UK courts subject coercive state action to close judicial scrutiny but pay comparatively little attention to the legality of state influence exercised through information, framing, and behavioural communication. Contemporary programmes such as the Research, Information and Communications Unit (RICU) operate lawfully to counter extremist narratives and maintain pre-prepared contingency communication architectures capable of rapid deployment following major incidents. The constitutional question is not whether such programmes should exist, but whether existing public law provides courts with sufficient evidence to determine whether their operation remains within legal limits when the methods of influence are not publicly disclosed.
This article argues that the existing proportionality framework established in Bank Mellat v HM Treasury (No 2) already provides the necessary analytical structure, but that its effective application is frustrated by what this article terms a structural evidential vacuum. Section 26 of the Counter-Terrorism and Security Act 2015 imposes broad statutory duties while leaving the behavioural and informational mechanisms through which those duties are operationalised largely unspecified. Where those methods remain unpublished, courts face significant practical difficulties in assessing rational connection, necessity, and fair balance under proportionality review.
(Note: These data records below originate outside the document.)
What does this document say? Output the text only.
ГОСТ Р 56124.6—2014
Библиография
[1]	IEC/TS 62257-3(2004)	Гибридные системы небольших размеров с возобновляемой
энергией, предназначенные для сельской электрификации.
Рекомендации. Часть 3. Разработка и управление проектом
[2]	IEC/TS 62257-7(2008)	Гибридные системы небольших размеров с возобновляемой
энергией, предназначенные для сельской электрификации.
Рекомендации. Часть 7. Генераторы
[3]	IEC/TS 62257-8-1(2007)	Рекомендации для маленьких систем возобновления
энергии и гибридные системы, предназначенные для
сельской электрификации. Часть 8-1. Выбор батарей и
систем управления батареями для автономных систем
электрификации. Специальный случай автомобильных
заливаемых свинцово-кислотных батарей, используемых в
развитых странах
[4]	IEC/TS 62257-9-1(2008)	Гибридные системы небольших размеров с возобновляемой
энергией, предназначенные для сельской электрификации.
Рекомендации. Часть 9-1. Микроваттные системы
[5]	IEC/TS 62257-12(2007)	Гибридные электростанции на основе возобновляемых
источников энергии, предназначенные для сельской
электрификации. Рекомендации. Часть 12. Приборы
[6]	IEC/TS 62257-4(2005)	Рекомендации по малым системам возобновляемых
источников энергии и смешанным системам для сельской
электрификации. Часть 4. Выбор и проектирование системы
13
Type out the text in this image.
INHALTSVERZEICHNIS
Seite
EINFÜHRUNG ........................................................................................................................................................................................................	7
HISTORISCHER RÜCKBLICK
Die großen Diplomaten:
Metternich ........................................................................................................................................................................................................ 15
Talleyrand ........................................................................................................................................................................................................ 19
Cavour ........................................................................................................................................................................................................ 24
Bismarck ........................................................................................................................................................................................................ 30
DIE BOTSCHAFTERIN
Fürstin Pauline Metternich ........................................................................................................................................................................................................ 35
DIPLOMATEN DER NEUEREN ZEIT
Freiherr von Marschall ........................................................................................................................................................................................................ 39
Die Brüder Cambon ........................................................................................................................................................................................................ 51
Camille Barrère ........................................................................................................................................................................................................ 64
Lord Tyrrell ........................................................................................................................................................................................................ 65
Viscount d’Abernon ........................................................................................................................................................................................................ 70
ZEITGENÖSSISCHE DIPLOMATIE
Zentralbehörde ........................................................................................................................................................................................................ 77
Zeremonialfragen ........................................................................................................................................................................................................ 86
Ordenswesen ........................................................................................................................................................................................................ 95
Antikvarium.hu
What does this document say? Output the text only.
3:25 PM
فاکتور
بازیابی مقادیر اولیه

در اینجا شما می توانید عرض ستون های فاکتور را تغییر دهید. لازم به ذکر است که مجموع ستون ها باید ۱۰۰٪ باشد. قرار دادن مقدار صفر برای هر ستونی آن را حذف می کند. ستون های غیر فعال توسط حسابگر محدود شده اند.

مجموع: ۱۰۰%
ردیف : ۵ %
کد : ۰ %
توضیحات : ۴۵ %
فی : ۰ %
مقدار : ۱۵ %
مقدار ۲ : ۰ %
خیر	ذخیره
Drawing upon Silver v United Kingdom, Halford v United Kingdom, R v Secretary of State for the Home Department, ex p Simms, R (Moseley) v Haringey LBC, Animal Defenders International v United Kingdom, Magyar Helsinki Bizottság v Hungary, and S and Marper v United Kingdom, the article argues that existing doctrine is best understood as supporting a reviewable duty requiring ministers to publish the general purposes and operational methodologies of state influence programmes. It further develops a Judicial Application Protocol and a Deployment Inference Framework (DIF) to demonstrate how existing principles of proportionality, procedural fairness, and the "quality of law" requirement under Articles 8 and 10 ECHR can be applied to informational state power without requiring courts to evaluate political content. The proposed transparency duty is presented not as a novel constitutional power, but as a doctrinal synthesis of established public law principles adapted to contemporary forms of governmental influence.